Charles Jerome “Chuck” Daly was famous for his knack of creating harmony out of this kind of persons. Consider his handling of the 1992 US Olympic Basketball Team, the REAL Dream Team. That team was loaded with superstars with egos bigger than the Olympics itself. Hello Michael Jordan, Larry Bird, Magic Johnson, Charles Barkley, Karl Malone, Patrick Ewing, Scottie Pippen, John Stockton, David Robinson and Chris Mullin.
Using a different lineup every game, he led the US to the gold medal, averaging a winning margin of 43 points, without ever calling a single timeout during the tournament. Weeks before the Olympics, Daly directed a group of college players to victory against the NBA stars in a practice game which led him to declare, “I was the happiest man in the gym.”
Voted as one of the ten greatest coaches of the NBA’s first 50 years in 1996, two years after he was inducted into the Basketball Hall of Fame, Daly was also the first coach to win both the NBA and the Olympic title.
Born on July 20, 1930 in Pennsylvania to a small-town, traveling salesman, Daly hoped to find a $10,000 a year job as a high school coach and teacher. Eventually, he got to coach college ball from 1969 to 1977. In 1978, he started coaching in the NBA as assistant to Billy Cunningham at Philadelphia. In 1981, he was hired as Cleveland’s head coach but was fired midway of the season after posting a 9-32 start. He came back to Philadelphia as a broadcaster until Detroit hired him for the head coaching chores in 1983.
Making the right moves for the Pistons who never had winning seasons, Daly introduced a hard-nosed defensive game that borders on plain riot, letting it known to everyone that championships can be won with strong and tough defense. He molded into a team a fiery mix of egos, talent and notoriety and convinced them to play as a cohesive unit. They responded. For nine straight seasons, he took Detroit to the playoffs, ended Boston’s 80’s run, checked MJ and the Bulls, then climaxed it with the back to back titles of 1989 and 1990. Daly was one of seven NBA coaches who have won it.
He left Detroit after the ’91-’92 season for New Jersey until 1994 where he guided them to the playoffs during his two-year stint. He retired after that but the lure of coaching unretired Daly in 1997 when he signed up with Orlando before permanently retiring at the end of the ’98-’99 season at the age of 68 as he was getting weary of traveling. The following year, he joined the Vancouver Grizzlies as a senior adviser.

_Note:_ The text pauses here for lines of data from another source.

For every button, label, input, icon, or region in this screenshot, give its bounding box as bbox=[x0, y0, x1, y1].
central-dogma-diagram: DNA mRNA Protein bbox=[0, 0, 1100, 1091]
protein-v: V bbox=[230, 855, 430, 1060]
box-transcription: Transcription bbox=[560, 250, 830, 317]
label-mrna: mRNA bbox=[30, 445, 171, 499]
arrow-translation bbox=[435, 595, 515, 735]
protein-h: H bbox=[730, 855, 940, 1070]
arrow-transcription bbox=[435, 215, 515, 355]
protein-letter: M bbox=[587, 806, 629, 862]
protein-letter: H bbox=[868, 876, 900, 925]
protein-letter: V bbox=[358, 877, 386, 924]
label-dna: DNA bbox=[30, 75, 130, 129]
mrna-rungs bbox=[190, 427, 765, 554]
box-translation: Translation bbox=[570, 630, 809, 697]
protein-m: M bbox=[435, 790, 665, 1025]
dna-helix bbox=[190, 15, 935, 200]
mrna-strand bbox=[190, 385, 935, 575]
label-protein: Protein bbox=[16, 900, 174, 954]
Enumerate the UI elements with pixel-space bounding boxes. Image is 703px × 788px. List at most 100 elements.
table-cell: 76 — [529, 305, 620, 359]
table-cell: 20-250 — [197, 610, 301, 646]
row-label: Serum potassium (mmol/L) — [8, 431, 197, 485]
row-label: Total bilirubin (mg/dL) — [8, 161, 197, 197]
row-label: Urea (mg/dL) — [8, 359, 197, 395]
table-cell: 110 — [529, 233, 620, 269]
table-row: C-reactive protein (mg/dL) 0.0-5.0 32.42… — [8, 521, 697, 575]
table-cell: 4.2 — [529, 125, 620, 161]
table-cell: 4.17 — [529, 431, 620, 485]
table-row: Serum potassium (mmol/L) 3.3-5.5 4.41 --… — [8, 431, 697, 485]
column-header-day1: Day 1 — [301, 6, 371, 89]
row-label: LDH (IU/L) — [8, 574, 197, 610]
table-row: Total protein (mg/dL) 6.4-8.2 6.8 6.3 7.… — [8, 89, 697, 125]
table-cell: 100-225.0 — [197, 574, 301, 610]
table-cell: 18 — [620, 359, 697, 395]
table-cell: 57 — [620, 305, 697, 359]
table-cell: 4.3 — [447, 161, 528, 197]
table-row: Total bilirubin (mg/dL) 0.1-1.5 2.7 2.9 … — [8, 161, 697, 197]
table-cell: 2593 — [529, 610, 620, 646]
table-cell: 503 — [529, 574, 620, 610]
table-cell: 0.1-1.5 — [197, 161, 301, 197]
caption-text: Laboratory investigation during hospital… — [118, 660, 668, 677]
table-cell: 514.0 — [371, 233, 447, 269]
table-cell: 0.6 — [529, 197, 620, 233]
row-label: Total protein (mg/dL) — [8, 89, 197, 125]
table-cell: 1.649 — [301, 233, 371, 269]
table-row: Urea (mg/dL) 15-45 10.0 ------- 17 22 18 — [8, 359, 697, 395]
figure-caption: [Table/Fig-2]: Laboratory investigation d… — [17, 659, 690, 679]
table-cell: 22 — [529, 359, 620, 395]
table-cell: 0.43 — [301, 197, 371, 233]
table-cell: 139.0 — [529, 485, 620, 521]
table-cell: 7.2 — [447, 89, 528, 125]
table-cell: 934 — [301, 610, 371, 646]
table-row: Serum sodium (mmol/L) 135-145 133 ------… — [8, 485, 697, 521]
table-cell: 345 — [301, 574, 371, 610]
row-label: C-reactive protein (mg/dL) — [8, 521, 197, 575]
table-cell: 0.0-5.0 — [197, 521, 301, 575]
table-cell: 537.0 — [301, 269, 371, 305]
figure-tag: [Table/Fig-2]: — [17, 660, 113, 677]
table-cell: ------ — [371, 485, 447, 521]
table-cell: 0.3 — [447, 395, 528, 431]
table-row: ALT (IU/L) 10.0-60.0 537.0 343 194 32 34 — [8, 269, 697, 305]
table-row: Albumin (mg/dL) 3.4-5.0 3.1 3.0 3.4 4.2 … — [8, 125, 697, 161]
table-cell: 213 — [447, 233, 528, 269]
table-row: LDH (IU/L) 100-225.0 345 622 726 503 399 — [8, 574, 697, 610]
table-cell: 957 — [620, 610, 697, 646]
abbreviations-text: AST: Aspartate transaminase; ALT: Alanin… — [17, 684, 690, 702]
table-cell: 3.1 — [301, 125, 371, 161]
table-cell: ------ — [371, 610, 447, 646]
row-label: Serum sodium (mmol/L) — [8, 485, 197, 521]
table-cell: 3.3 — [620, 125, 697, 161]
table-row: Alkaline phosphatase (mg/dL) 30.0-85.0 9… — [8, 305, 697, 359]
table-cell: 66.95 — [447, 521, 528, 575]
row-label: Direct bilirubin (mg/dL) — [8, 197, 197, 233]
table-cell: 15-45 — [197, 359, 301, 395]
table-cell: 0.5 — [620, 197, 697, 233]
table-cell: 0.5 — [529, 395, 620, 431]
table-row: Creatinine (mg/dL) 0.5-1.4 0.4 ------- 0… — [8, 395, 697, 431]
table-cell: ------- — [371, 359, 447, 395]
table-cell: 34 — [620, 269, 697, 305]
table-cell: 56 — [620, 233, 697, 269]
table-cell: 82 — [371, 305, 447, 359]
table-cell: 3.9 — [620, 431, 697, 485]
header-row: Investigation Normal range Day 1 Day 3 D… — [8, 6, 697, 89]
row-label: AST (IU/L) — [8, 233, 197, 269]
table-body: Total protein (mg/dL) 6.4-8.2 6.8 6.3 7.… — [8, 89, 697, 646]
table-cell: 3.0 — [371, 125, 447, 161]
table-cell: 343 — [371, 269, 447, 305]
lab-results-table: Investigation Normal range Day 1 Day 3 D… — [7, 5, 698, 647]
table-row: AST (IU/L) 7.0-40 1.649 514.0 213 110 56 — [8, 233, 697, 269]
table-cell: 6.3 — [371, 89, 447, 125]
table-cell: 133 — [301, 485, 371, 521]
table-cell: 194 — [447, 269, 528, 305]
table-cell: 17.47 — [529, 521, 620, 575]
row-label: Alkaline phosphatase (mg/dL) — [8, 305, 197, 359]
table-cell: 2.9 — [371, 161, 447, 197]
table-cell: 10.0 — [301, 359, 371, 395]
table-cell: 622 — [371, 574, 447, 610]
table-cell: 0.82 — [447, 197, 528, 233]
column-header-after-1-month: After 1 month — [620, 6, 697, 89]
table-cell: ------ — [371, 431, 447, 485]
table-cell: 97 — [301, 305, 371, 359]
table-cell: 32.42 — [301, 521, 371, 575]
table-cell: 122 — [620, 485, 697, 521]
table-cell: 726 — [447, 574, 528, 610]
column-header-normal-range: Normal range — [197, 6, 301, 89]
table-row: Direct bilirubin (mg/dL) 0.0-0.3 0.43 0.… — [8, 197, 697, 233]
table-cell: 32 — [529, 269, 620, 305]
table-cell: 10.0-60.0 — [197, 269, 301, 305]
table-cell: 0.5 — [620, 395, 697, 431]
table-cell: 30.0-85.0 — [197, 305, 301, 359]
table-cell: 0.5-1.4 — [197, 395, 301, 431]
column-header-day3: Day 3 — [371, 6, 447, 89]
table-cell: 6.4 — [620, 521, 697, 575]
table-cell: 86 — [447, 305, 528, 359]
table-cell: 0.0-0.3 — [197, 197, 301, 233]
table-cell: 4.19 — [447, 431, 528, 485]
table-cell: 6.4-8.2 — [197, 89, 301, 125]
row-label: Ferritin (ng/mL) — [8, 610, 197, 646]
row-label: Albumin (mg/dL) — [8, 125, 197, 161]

Did you notice those pins with the initials “CD” that coaches and broadcasters have been wearing this postseason? The National Basketball Coaches Association, headed by Rick Carlisle, created that pin as a tribute to Daly, dedicating the 2009 playoffs to him. The association also established the Chuck Daly Lifetime Achievement Award to be given annually to a head or assistant coach who made significant contributions to the game.
John Salley, a member of the Bad Boys era, gave Daly the nickname “Daddy Rich” for his elegantly tailored Armani suits and perfectly done hair. In 1997, the Pistons retired number 2, in honor of his two NBA titles.
Diagnosed of pancreatic cancer just March of this year, Chuck Daly died May 9, 2009 at the age of 78. Another Chuck, this time Charles Wade Barkley, once said, “I never understood how a great man and a nice guy coached the Bad Boys.” Well, as the song goes, at the end of the storm there’s a golden sky.